Robots.txt Tester & Validator

Test and validate your robots.txt file

Robots.txt Content

Paste your robots.txt content below to validate syntax and test URL paths. All processing happens in your browser.

Test URL Path

Robots.txt Directives Reference

Directive Example Description
User-agent User-agent: Googlebot Specifies which crawler the rules apply to. Use * for all crawlers.
Disallow Disallow: /admin/ Blocks access to the specified path. Empty Disallow: allows everything.
Allow Allow: /public/ Explicitly allows access to a path. Overrides broader Disallow rules.
Sitemap Sitemap: https://example.com/sitemap.xml Points crawlers to your XML sitemap. Can list multiple sitemaps.
Crawl-delay Crawl-delay: 10 Minimum seconds between requests. Supported by some crawlers (not Google).
* (wildcard) Disallow: /*.pdf$ Matches any sequence of characters. $ denotes end of URL.

Wildcard Pattern Matching

Pattern Example Rule Matches Does Not Match
* Disallow: /*admin /admin, /user/admin /admin-panel
$ Disallow: /*.pdf$ /doc.pdf, /files/report.pdf /doc.pdf?print=1
/ Disallow: /admin/ /admin/, /admin/users /administrator

Common Robots.txt Examples

Allow All Crawlers

User-agent: *
Disallow:

Sitemap: https://example.com/sitemap.xml

Block All Crawlers

User-agent: *
Disallow: /

WordPress Site

User-agent: *
Disallow: /wp-admin/
Disallow: /wp-includes/
Allow: /wp-admin/admin-ajax.php

Sitemap: https://example.com/sitemap.xml

E-commerce Site

User-agent: *
Disallow: /cart/
Disallow: /checkout/
Disallow: /account/
Disallow: /*?sort=
Disallow: /*?filter=

Allow: /

Sitemap: https://example.com/sitemap.xml

Blog with Multiple User-Agents

User-agent: *
Disallow: /admin/
Disallow: /private/
Allow: /

User-agent: BadBot
Disallow: /

Sitemap: https://example.com/sitemap.xml
Sitemap: https://example.com/news-sitemap.xml

About Robots.txt

The robots.txt file is a standard used by websites to communicate with web crawlers and search engine bots. It sits at the root of your domain (e.g., https://example.com/robots.txt) and tells crawlers which parts of your site they can and cannot access.

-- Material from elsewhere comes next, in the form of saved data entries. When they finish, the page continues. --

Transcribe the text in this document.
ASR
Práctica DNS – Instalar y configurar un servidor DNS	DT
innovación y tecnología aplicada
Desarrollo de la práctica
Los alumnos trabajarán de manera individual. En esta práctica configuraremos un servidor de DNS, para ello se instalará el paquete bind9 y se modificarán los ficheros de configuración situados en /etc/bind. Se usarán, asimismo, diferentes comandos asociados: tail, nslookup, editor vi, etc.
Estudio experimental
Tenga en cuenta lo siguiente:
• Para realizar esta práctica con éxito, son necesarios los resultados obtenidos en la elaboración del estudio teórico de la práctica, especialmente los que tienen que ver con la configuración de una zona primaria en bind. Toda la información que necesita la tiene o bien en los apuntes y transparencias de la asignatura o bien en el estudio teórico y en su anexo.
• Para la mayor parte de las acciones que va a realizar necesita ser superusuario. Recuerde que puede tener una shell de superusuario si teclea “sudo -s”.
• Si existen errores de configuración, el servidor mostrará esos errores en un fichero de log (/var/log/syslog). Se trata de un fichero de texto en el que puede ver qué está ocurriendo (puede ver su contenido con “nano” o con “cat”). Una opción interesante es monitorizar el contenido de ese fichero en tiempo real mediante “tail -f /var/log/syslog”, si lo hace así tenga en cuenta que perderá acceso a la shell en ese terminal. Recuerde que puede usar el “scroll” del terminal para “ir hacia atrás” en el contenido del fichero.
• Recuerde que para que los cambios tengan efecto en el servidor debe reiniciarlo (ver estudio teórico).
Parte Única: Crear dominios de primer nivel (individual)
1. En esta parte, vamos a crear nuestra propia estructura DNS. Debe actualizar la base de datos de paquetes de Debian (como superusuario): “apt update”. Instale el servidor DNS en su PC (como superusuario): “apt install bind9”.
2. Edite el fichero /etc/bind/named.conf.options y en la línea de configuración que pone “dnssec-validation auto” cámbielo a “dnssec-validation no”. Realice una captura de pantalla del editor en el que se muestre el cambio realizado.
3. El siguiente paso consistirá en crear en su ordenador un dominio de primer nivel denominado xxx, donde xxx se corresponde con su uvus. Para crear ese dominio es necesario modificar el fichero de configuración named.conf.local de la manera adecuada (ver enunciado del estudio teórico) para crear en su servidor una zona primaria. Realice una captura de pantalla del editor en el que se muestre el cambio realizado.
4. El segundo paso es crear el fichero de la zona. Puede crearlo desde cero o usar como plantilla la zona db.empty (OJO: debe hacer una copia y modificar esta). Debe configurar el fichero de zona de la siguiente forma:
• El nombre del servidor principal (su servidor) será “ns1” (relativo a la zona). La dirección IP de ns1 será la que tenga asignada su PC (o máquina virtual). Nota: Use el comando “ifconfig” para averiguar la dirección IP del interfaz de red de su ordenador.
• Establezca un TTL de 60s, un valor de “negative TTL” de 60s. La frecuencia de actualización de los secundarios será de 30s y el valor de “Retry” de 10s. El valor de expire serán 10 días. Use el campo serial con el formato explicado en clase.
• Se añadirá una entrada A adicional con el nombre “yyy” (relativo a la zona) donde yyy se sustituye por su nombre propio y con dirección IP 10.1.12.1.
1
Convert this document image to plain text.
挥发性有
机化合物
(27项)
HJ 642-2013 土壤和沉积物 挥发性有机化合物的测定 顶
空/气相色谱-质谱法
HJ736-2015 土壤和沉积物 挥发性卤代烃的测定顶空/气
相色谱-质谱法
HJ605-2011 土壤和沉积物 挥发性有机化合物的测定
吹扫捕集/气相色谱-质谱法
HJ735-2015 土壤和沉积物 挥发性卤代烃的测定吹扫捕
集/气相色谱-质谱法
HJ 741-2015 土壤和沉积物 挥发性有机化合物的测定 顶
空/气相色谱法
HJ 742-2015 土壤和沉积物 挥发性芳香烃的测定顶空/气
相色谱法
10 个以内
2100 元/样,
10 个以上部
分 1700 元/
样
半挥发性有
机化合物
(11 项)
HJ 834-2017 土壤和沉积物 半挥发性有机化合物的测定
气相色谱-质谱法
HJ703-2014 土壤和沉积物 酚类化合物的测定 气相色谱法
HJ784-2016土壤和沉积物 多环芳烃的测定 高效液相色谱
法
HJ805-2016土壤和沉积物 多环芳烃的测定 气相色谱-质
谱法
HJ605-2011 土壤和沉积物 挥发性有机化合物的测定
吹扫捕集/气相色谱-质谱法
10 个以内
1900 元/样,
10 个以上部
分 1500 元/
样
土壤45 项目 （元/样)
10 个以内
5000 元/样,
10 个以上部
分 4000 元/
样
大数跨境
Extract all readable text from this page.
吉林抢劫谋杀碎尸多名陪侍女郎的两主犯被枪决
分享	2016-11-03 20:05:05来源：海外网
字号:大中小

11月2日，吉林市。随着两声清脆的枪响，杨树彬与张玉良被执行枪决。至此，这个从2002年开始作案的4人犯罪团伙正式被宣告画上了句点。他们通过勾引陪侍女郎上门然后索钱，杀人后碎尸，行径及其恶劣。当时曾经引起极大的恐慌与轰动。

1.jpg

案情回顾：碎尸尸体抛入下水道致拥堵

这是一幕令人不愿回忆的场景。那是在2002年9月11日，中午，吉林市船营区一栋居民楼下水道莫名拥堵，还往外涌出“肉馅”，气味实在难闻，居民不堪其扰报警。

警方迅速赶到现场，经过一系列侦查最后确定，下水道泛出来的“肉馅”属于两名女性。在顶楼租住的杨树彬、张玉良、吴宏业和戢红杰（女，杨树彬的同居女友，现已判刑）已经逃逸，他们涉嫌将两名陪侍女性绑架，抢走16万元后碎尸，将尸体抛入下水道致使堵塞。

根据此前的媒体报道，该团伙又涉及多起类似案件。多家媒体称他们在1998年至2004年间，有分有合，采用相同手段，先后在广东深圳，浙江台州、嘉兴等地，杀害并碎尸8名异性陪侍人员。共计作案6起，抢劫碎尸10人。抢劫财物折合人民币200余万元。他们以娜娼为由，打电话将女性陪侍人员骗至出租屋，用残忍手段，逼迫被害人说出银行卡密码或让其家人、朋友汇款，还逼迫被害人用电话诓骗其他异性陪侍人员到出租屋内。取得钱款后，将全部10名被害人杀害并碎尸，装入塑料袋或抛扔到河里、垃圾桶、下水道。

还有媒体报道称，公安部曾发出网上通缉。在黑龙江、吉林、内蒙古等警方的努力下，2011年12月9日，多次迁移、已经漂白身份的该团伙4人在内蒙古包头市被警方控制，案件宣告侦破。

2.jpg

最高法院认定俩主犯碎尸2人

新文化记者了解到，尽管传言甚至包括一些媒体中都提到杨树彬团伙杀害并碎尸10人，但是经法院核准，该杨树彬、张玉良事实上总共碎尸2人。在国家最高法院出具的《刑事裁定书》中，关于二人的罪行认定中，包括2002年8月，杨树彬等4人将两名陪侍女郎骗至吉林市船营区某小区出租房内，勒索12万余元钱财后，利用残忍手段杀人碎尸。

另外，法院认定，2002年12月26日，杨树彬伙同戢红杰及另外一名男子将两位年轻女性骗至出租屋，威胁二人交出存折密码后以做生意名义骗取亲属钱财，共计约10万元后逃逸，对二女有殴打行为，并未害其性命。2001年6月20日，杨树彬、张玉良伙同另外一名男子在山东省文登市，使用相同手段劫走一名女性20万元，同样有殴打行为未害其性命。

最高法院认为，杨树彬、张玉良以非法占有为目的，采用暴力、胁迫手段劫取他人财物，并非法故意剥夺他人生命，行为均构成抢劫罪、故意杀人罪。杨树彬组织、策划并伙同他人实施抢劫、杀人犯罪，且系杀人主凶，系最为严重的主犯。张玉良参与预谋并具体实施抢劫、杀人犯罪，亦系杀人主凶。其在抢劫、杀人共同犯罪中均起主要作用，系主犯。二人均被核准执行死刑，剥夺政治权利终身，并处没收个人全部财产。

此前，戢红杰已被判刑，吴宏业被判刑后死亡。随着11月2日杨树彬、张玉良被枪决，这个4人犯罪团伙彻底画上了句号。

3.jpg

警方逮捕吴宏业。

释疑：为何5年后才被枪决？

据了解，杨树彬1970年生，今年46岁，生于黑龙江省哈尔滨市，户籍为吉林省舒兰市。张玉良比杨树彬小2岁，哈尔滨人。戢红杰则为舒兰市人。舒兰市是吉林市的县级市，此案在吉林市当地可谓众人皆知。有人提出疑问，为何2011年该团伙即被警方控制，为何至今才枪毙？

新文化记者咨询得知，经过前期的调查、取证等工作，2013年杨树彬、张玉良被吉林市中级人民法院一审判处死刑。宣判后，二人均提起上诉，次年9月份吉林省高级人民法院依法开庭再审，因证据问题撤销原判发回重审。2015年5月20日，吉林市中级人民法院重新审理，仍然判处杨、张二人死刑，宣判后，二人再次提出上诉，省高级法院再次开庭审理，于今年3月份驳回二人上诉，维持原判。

While robots.txt helps control crawler access, it is not a security mechanism. The file is publicly accessible and crawlers may choose to ignore it. For sensitive content, use proper authentication and access controls.

Robots.txt is defined by the RFC 9309 standard, though many search engines support additional directives and patterns beyond the base specification.

Frequently Asked Questions

What is robots.txt and why do I need it?

Robots.txt is a text file that tells search engine crawlers which pages or sections of your website they should not access. It helps prevent crawlers from indexing duplicate content, admin pages, or pages that consume server resources. Every website should have a robots.txt file, even if it just allows all access.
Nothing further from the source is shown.